We will deepen the integration of health and care services and extend the use of new technologies to engage with patients and carers. We will deliver high-quality health services which are close to people’s homes and support people to stay well and live well for longer. We believe healthcare should be as local as possible and always connected with other key partners - especially care providers, third sector, and local authority services, and delivered in the heart of our towns and communities.

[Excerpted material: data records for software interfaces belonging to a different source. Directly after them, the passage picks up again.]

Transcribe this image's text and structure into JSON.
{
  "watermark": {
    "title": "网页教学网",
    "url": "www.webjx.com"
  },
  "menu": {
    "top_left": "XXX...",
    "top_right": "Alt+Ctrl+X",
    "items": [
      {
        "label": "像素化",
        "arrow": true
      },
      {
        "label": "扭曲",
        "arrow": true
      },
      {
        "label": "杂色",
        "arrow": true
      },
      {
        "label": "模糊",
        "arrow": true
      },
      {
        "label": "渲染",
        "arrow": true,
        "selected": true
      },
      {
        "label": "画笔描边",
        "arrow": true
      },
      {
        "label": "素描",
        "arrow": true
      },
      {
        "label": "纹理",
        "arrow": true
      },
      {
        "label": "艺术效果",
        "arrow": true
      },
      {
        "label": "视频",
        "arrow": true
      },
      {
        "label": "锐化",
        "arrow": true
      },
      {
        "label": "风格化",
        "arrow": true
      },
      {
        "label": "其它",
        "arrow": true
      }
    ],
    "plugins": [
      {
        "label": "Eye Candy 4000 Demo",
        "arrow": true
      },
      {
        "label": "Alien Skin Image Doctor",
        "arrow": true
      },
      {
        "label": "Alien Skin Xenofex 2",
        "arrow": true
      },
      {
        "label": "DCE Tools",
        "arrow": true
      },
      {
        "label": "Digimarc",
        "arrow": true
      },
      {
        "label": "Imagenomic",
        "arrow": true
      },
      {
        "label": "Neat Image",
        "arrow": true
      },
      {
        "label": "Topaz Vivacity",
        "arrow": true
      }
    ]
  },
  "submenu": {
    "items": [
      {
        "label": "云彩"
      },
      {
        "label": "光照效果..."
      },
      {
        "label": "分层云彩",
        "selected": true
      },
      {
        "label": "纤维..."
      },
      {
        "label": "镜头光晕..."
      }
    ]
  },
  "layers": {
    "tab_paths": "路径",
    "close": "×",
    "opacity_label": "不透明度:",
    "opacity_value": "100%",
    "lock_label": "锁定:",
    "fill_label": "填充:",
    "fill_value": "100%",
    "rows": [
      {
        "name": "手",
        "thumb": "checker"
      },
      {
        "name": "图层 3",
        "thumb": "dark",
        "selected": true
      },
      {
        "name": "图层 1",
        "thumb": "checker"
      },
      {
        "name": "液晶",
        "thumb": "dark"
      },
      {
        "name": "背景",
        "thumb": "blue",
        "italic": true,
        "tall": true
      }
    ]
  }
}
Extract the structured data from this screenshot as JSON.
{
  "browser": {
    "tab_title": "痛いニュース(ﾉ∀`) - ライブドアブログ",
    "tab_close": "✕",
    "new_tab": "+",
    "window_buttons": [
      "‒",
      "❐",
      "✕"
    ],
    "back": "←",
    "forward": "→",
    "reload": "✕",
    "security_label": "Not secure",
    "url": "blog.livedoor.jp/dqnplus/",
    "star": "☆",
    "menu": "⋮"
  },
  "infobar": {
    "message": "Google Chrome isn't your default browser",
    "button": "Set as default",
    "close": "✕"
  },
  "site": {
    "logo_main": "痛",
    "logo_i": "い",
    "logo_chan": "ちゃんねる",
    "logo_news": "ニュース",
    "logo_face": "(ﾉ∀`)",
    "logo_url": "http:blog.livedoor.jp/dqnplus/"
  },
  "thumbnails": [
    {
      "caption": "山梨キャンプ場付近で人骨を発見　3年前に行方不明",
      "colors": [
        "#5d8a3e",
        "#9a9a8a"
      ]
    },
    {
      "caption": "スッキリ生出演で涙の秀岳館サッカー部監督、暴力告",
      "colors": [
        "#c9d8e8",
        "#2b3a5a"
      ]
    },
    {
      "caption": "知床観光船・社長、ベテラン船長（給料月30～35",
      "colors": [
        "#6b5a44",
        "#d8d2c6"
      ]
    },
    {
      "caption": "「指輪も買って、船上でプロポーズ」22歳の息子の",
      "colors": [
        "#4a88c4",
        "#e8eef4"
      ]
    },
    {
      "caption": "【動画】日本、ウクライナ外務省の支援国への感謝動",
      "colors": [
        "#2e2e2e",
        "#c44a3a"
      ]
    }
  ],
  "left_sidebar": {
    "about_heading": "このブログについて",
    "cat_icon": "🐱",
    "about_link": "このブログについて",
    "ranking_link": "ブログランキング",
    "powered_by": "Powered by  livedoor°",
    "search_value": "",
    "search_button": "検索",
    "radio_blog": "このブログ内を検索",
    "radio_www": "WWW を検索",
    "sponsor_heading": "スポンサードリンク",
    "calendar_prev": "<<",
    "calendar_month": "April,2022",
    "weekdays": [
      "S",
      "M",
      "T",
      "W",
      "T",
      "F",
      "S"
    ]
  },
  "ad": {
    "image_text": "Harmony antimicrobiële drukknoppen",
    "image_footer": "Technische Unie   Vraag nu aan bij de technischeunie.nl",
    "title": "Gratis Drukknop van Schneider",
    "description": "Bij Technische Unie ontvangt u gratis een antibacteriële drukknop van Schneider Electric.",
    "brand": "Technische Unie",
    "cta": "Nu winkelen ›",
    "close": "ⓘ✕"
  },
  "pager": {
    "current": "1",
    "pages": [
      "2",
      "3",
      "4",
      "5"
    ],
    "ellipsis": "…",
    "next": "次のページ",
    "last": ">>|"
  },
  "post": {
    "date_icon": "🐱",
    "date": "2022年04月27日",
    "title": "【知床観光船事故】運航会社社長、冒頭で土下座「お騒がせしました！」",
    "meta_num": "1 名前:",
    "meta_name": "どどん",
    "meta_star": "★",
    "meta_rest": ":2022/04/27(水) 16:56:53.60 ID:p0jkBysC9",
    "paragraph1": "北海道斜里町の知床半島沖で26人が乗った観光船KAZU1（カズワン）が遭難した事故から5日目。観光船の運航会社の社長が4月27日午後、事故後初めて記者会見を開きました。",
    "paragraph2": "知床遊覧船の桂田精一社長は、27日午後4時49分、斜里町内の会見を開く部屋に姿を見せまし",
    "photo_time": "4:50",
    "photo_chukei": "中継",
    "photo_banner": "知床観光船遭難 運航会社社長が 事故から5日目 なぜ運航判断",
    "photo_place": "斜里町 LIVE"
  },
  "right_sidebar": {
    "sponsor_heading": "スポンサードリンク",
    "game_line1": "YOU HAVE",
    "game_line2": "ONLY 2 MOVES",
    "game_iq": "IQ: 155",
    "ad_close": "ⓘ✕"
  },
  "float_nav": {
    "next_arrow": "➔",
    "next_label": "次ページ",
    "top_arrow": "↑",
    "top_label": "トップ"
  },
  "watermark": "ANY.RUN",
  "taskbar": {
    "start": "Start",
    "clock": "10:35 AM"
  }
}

We remain absolutely committed to a free NHS for Wales and it will be our top priority as we emerge from the pandemic. In taking the NHS forward for Wales we will build on the strong foundations and real achievements delivered by Labour over the last five years. 

What we did in government

  • For the last seven years we made annual increases in funding to support health education and training and we have now recruited record numbers of frontline doctors, nurses, and midwives. Overall, our NHS Wales workforce has grown by 11.8% over the last five years. This year, we have recruited 200 trainee GPs.
  • Welsh Labour ensured a £735 special bonus payment to our NHS staff to thank them for their extraordinary dedication during the pandemic.
  • We were the first country in Europe to put nurse staffing levels into law – making a real difference to patient outcomes and experience and quality of care.  
  • We are the first country in the UK to introduce a single cancer pathway, making sure everyone gets the best possible care and treatment. Cancer survival rates in Wales are increasing. 
  • Welsh Labour’s flagship £80m New Treatment Fund has made 232 new medicines available on the NHS within an average of 13 days.
  • We introduced Wales’ first ever gender identity service in 2019 providing vital help and support to people closer to home.
  • Wales is the first part of the UK to introduce special non-invasive tests for babies before they are born, helping to reduce the risk of miscarriage.
  • Child immunisation rates in Wales continue to be among the best in the world. The vast majority of children in Wales are protected against a wide range of life-threatening diseases before they start school.
  • Under Welsh Labour, ours was the first UK health service to commit to ending new cases of HIV by 2030. Pre-exposure prophylaxis (PrEP) is now available to prevent HIV infection in Wales and we have ended the so-called gay blood donation ban. 
  • Black, Asian, and Minority Ethnic workers are disproportionately at risk from the virus and we quickly set up the Black, Asian, and Minority Ethnic Covid 19 Advisory Group resulting in a Workforce Risk Assessment Tool. This is the first of its kind in the UK and is in widespread use in the NHS and social care.
  • Wales was the first country in the UK to ban smoking in public places and smoking has fallen to its lowest reported levels. 
  • Wales was the first part of the UK to change the law to presumed consent for organ donation in 2015.
  • Prescriptions remain free in Wales – Welsh Labour scrapped charges in 2007.